Di usia tersebut, banyak ditemukan oleh riausatu.com bus TMP mengalami permasalahan seperti kurangnya perawatan terhadap kampas rem, jika hujan deras terjadi masuknya rembesan air hujan kedalam bus, beberapa CCTV yang tidak ada lagi berfungsi.
Terkait hal itu, Kadishub Pekanbaru Yuliarso saat dikonfirmasi riausatu.com pun menyebutkan bahwa ada penurunan kualitas, ada penurunan nilai dari 100 persen hingga berapa persen kan itu semua ada rumusnya.
"Namanya barang, tentu rusak.

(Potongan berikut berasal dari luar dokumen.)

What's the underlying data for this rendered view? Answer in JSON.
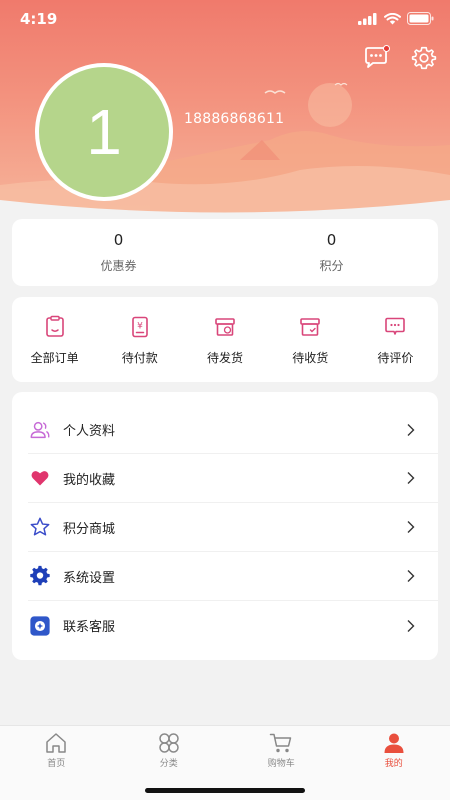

Dari 2016, berarti sudah 5 tahun lebih. Bisa dikatakan ada rusak berat, ada rusak sedang dan ada rusak ringan. Tergantung kondisi unit dan perawatan," ujar Yuliarso saat ditemui riausatu.com di salah satu tempat di Pekanbaru, Rabu siang (14/9/2022).
Menurut Yuliarso, di tahun 2022 ini akan dikelola kembali bus tersebut.
"Karena ini aset, maka kita jaga. Kalau untuk beli kendaraan baru, kita belum mampu beli unit baru karena anggaran tidak ada, bahkan anggaran kita masih terbatas. Dari awal itu, anggaran kita untuk biaya minyak bus, gaji supir dan gaji pramugara termasuk karcis," katanya.
Ketika ditanya ada berapa unit bus TMP yang masih beroperasional, Yuliarso mengaku tinggal 30 hingga 40 unit bus TMP.
"Untuk total jumlah bus Trans Metro Pekanbaru itu ada 110 unit. Sedangkan yang beroperasi setiap harinya itu ada 30 sampai 40 unit," akuinya.
Terkait tanda uji kelayakan kendaraan atau KIR pada bus TMP yang tidak tampak terpasang di pintu kendaraan, Yuliarso menyebutkan bahwa untuk KIR kendaraan sudah melalui mekanisme online.
"Tanda KIR itu memang tidak dipasang lagi, karena sekarang ini sudah menggunakan sistem online. Dan bisa di cek langsung di aplikasi KIR," tandasnya.